The proceeds will be used to build a 200‑megawatt IT load at the Polaris Forge 2 AI Factory campus in Harwood, North Dakota. The campus, a 280‑megawatt AI factory, is slated to begin operations in 2026 and reach full capacity by early 2027. A long‑term lease agreement with a U.S. investment‑grade hyperscaler could generate roughly $5 billion of revenue over 15 years, anchoring the project’s financial foundation.
The new debt will raise Applied Digital’s debt‑to‑equity ratio to 1.8. The company’s operating margin stands at –27.96 % and its net margin at –58.23 %, while an Altman Z‑Score of 1.77 places it in the distress zone. The additional leverage underscores the company’s aggressive capital‑intensive growth strategy and the associated financial risk.
Applied Digital’s pivot from cryptocurrency mining to AI and high‑performance computing is a core part of its strategy. The company has partnered with ABB to supply medium‑voltage UPS technology and switchgear for its AI factories, and it has secured a partnership with a major hyperscaler to anchor the Polaris Forge 2 lease.
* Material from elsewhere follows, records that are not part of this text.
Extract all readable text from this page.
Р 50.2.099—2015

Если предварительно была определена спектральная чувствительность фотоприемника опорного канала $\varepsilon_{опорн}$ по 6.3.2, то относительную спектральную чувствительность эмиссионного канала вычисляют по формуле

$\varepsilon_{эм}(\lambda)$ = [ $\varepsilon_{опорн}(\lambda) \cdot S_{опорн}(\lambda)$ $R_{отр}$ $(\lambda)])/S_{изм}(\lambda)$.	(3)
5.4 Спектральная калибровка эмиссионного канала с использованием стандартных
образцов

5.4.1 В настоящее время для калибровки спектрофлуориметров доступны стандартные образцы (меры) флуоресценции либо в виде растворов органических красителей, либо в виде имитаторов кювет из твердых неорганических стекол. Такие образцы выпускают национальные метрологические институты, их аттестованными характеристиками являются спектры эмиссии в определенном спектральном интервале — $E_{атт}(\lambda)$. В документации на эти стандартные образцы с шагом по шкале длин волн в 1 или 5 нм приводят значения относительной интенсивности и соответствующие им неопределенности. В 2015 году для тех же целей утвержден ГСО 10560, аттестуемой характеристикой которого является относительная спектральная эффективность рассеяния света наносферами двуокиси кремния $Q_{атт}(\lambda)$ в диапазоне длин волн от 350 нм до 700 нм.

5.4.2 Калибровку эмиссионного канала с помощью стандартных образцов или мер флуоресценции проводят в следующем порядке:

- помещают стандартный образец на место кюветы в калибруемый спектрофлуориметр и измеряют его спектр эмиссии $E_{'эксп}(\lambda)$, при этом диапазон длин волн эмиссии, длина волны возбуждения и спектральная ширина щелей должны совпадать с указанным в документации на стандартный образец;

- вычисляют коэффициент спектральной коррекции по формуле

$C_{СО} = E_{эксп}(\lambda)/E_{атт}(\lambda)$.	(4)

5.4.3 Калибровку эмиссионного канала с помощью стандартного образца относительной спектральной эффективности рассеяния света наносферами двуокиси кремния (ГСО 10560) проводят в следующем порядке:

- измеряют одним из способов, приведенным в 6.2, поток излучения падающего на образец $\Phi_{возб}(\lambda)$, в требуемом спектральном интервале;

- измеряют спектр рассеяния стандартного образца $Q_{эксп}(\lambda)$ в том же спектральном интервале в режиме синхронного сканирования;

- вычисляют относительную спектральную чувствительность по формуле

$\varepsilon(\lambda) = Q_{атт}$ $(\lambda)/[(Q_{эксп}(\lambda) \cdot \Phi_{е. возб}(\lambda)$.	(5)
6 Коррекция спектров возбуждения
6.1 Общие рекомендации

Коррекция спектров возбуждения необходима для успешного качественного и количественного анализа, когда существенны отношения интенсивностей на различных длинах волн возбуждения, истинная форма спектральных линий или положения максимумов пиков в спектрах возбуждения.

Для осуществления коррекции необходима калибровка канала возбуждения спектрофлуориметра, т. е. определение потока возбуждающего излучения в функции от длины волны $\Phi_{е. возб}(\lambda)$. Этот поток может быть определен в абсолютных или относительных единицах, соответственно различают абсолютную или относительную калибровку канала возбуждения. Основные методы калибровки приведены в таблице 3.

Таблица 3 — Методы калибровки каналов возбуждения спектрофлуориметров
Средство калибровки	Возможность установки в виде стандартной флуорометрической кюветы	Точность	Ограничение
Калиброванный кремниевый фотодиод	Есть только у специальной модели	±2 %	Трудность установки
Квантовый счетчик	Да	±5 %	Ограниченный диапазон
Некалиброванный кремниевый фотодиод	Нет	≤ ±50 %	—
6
CEO Wes Cummins emphasized the firm’s execution advantage, stating, "What sets us apart isn't just the size of our pipeline – it's how fast we can deliver. The real constraint in this industry is execution, and our team continues to prove that large‑scale, next‑generation data centers can be designed, financed, and brought online faster and more efficiently than anyone thought possible."
Investors have reacted cautiously to the announcement, citing concerns over the increased debt load and the capital‑intensive nature of the expansion. Management’s confidence in execution and the long‑term lease agreement, however, suggest a belief that the project will generate substantial revenue and strengthen the company’s position in the AI infrastructure market.
The financing marks a significant milestone in Applied Digital’s transformation strategy. While the debt increase heightens financial risk, the company’s focus on rapid deployment, strategic partnerships, and a secured lease agreement aim to deliver a robust revenue stream that could offset current losses and support future growth in the AI and HPC sectors.